The reform, which took 3 years to achieve, outlines how the €387 billion budget is to be spent for the 2021-2027 period.
While seeking to align itself with Green Deal priorities, the revamping of the CAP also sets forth a social conditionality mechanism which will link direct payments to workers’ rights compliance. At first voluntary, this condition is bound to become mandatory by 2025.
An agreement was also found on the highly divisive issue of eco-schemes – that is the direct-payment mechanism through which farmers are rewarded when observing sustainable and eco-friendly agricultural practices. These schemes will be capped at 25% for the entire period, with an initial learning-period set at 20% for the first two years. In terms of ring-fencing, the 25% rate remains considerably lower the 30% ring-fencing initially ambitioned by the EP, with the mechanism also decriable for turning out to be a voluntary rather than a mandatory scheme.
Despite some progress, this reform is considered a missed opportunity by many. Indeed, the new CAP is set to heavily rely on Member States for eco-schemes implementation and fund allocation, with the recently-introduced MS strategic plans already criticized for being highly discretionary and for lacking environmental ambition.

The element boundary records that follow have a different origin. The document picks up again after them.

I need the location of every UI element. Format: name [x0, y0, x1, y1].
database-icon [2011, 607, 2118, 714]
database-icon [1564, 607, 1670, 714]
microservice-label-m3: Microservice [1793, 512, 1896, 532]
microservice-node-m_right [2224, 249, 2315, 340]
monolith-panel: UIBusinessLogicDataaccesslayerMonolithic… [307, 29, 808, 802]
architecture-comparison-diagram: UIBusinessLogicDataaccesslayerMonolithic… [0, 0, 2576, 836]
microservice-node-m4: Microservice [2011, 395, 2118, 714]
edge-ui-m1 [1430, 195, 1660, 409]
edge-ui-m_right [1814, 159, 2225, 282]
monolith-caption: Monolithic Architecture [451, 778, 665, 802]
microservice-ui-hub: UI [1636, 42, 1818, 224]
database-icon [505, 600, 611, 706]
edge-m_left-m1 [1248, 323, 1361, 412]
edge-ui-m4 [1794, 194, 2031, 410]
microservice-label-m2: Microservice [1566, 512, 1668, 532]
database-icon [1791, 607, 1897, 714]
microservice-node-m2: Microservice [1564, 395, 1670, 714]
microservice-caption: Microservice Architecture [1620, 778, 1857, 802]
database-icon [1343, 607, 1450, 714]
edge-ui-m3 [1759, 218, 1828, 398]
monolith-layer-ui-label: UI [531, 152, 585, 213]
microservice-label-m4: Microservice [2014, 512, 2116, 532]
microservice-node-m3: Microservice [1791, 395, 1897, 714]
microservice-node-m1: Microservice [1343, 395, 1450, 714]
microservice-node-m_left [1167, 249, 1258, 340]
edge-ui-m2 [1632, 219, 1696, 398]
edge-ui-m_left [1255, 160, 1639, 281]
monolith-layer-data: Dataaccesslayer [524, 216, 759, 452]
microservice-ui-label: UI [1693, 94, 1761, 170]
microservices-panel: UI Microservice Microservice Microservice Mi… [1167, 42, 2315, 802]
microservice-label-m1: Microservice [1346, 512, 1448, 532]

The reform also fails to address key issues such as pesticides transition or biodiversity loss. On the former, negotiators have failed to include a ban on third country product imports which have been exposed to chemicals prohibited across the Union. On the latter, no further requirements or actions have been set by the reform, despite several reports pointing to the fact the previous CAP settings did not manage to halt biodiversity losses.